Port comes from the Douro region of Portugal, about 50 miles east of Oporto, specifically the regions of the Cima Corgo, Baixo Corgo and Douro Superior. The Cima (Higher) is the heart of the Port-producing region, centred around the town of Pinhão, and is the source of most high quality Ports. The vineyards are steep, the granite and schist soil inhospitable, and the temperature very hot. Mechanisation is tricky to say the least. The landscape, with the Douro River at its heart, is stunning.
The British have played a vital part in Port’s history, which continues to this day. Port started life as a full-bodied, dry red wine, known in 17th century London as ‘blackstrap’. Brandy was often added to the wine by British merchants to ensure it arrived in good condition. In 1678, however, two English wine merchants visiting the Douro region found the “sweetish and extremely smooth” wines of the Abbot of Lamego, with whom they were staying, better than any others they had tasted. The Abbot admitted adding brandy to the wine during (rather than after) fermentation, and the two Englishmen bought all of his stock and shipped it home.
At the same time several now-famous companies were being established in the region: what was to become Warre was set up by Englishman John Clark in 1670, Croft was founded in 1678, Quarles Harris in 1680 and Taylor’s in 1692.
The Methuen Treaty of 1703 that gave Portuguese wines preferential duty rates in Britain added a welcome boost, while the measures introduced by the Marquis of Pombal – including the demarcation of the Douro Port region in 1756 and the ban on using elderberry juice – helped improve and ensure quality.
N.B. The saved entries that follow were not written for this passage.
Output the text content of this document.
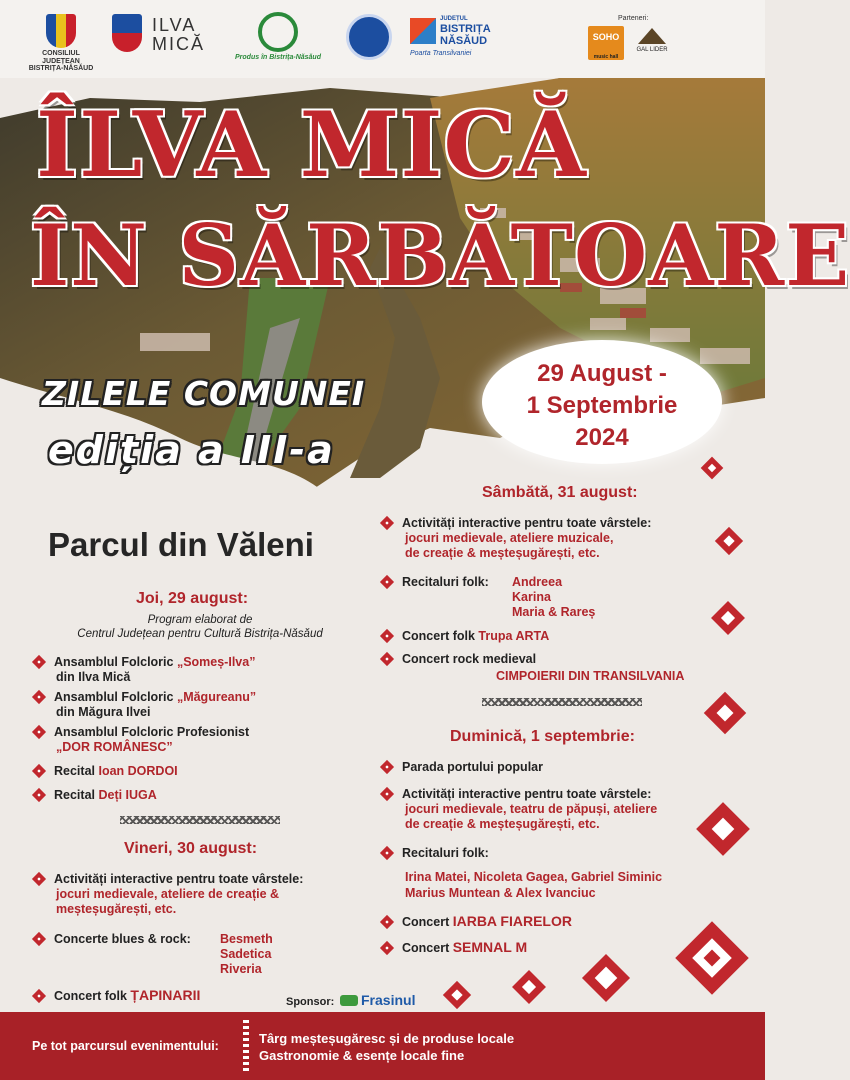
CONSILIUL JUDEȚEAN BISTRIȚA-NĂSĂUD
ILVA MICĂ
Produs în Bistrița-Năsăud
JUDEȚUL
BISTRIȚA NĂSĂUD
Poarta Transilvaniei
Parteneri:
SOHO
music hall
GAL LIDER
ÎLVA MICĂ
ÎN SĂRBĂTOARE
ZILELE COMUNEI
ediția a III-a
29 August -
1 Septembrie
2024
Parcul din Văleni
Joi, 29 august:
Program elaborat de
Centrul Județean pentru Cultură Bistrița-Năsăud
Ansamblul Folcloric „Someș-Ilva”
din Ilva Mică
Ansamblul Folcloric „Măgureanu”
din Măgura Ilvei
Ansamblul Folcloric Profesionist
„DOR ROMÂNESC”
Recital Ioan DORDOI
Recital Deți IUGA
Vineri, 30 august:
Activități interactive pentru toate vârstele:
jocuri medievale, ateliere de creație &
meșteșugărești, etc.
Concerte blues & rock: Besmeth
Sadetica
Riveria
Concert folk ȚAPINARII
Sâmbătă, 31 august:
Activități interactive pentru toate vârstele:
jocuri medievale, ateliere muzicale,
de creație & meșteșugărești, etc.
Recitaluri folk: Andreea
Karina
Maria & Rareș
Concert folk Trupa ARTA
Concert rock medieval
CIMPOIERII DIN TRANSILVANIA
Duminică, 1 septembrie:
Parada portului popular
Activități interactive pentru toate vârstele:
jocuri medievale, teatru de păpuși, ateliere
de creație & meșteșugărești, etc.
Recitaluri folk:
Irina Matei, Nicoleta Gagea, Gabriel Siminic
Marius Muntean & Alex Ivanciuc
Concert IARBA FIARELOR
Concert SEMNAL M
Sponsor:	Frasinul
Pe tot parcursul evenimentului:	Târg meșteșugăresc și de produse locale
Gastronomie & esențe locale fine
More than 80 grape varieties are allowed for Port production, with quality varying considerably. Led by the elegant and aromatic Touriga Nacional, the finest varieties are the fruity Touriga Francesca, the soft Tinta Barroca, the succulent Tinta Roriz (aka Tempranillo), the fine Tinta Cão and the dark Tinta Amarela. For white Port, Gouveio (frequently confused with Verdelho), Malvasia Fina and Viosinho are considered to be the best.
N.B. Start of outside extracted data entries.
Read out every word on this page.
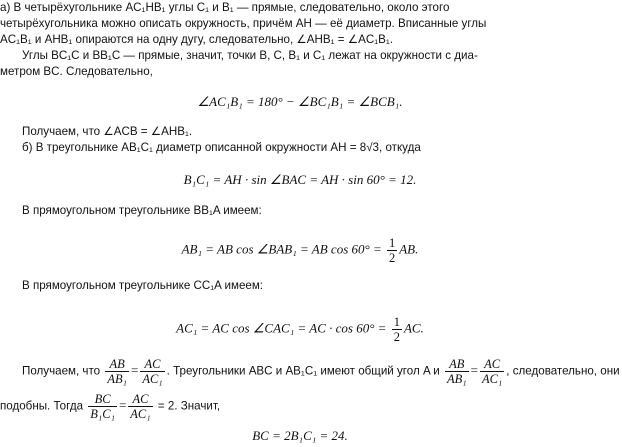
а) В четырёхугольнике AC₁HB₁ углы C₁ и B₁ — прямые, следовательно, около этого
четырёхугольника можно описать окружность, причём AH — её диаметр. Вписанные углы
AC₁B₁ и AHB₁ опираются на одну дугу, следовательно, ∠AHB₁ = ∠AC₁B₁.
Углы BC₁C и BB₁C — прямые, значит, точки B, C, B₁ и C₁ лежат на окружности с диа-
метром BC. Следовательно,
∠AC₁B₁ = 180° − ∠BC₁B₁ = ∠BCB₁.
Получаем, что ∠ACB = ∠AHB₁.
б) В треугольнике AB₁C₁ диаметр описанной окружности AH = 8√3, откуда
B₁C₁ = AH · sin ∠BAC = AH · sin 60° = 12.
В прямоугольном треугольнике BB₁A имеем:
AB₁ = AB cos ∠BAB₁ = AB $\cos 60^\circ = \frac{1}{2}$ AB.
В прямоугольном треугольнике CC₁A имеем:
AC₁ = AC cos ∠CAC₁ = AC · $\cos 60^\circ = \frac{1}{2}$ AC.
Получаем, что $\frac{AB}{\text{AB₁}} = \frac{AC}{\text{AC₁}}$ . Треугольники ABC и AB₁C₁ имеют общий угол A и $\frac{AB}{\text{AB₁}} = \frac{AC}{\text{AC₁}}$ , следовательно, они
подобны. Тогда $\frac{BC}{\text{B₁C₁}} = \frac{AC}{\text{AC₁}} = 2$. Значит,
BC = 2B₁C₁ = 24.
Grape-growing in the Douro region has traditionally been a fairly unscientific affair with up to 30 different varieties grown in field blends on small-holdings across the region. Such plots are beginning to be replaced by single varietal vineyards, but with 28,000 individual growers farming 39,000 ha of vines, this is unlikely to be a quick fix.
All Port wine is fortified. The grapes were traditionally crushed by foot in large stone troughs called lagares although these days this process has largely been automated, with the aim of extracting as much colour and tannin as possible. When the sweetness in the fermenting grape must reaches a certain level – normally when the alcohol is about six to eight percent – a clear, flavourless 77 percent alcohol brandy known as aguardente is added to stop the fermentation. The maturation process then harmonises the fruit, tannins and alcohol in the wine, which by this time is about 19 to 20 percent alcohol. Ports are normally labelled under the name of their shipper - e.g. Graham, Dow or Fonseca - who is responsible for blending, maturing and bottling the wines.
Port is made in two different styles: bottle-aged and cask-aged. The bottle-aged styles are aged for a short time in cask or tank and then do most of their maturing in bottle; Vintage and Single Quinta Ports are classic examples. These are rich, full-bodied and packed full of red and black fruit.
Cask-aged Ports are aged in wooden casks until they are perfectly ready to drink. The cask-aged styles include Tawny, Aged Tawny and Colheita Ports (aka Single Harvest Reserve). These tend to be lighter, nuttier, and slightly less sweet. They display dried fruit flavours, are more food friendly, and are usually silkier and finer. Ruby, Crusted and Late Bottled Vintage Ports are aged from two to six years in cask or tank and are ready to be drunk as soon as they are bottled. They are closer to the up-front fruit style of bottle-aged Ports but only the Crusted and traditional LBV styles improve in bottle.
Even though it is very much in the minority, White Port is also made. It comes in two different styles, dry and sweet, although even the dry style is normally medium-dry.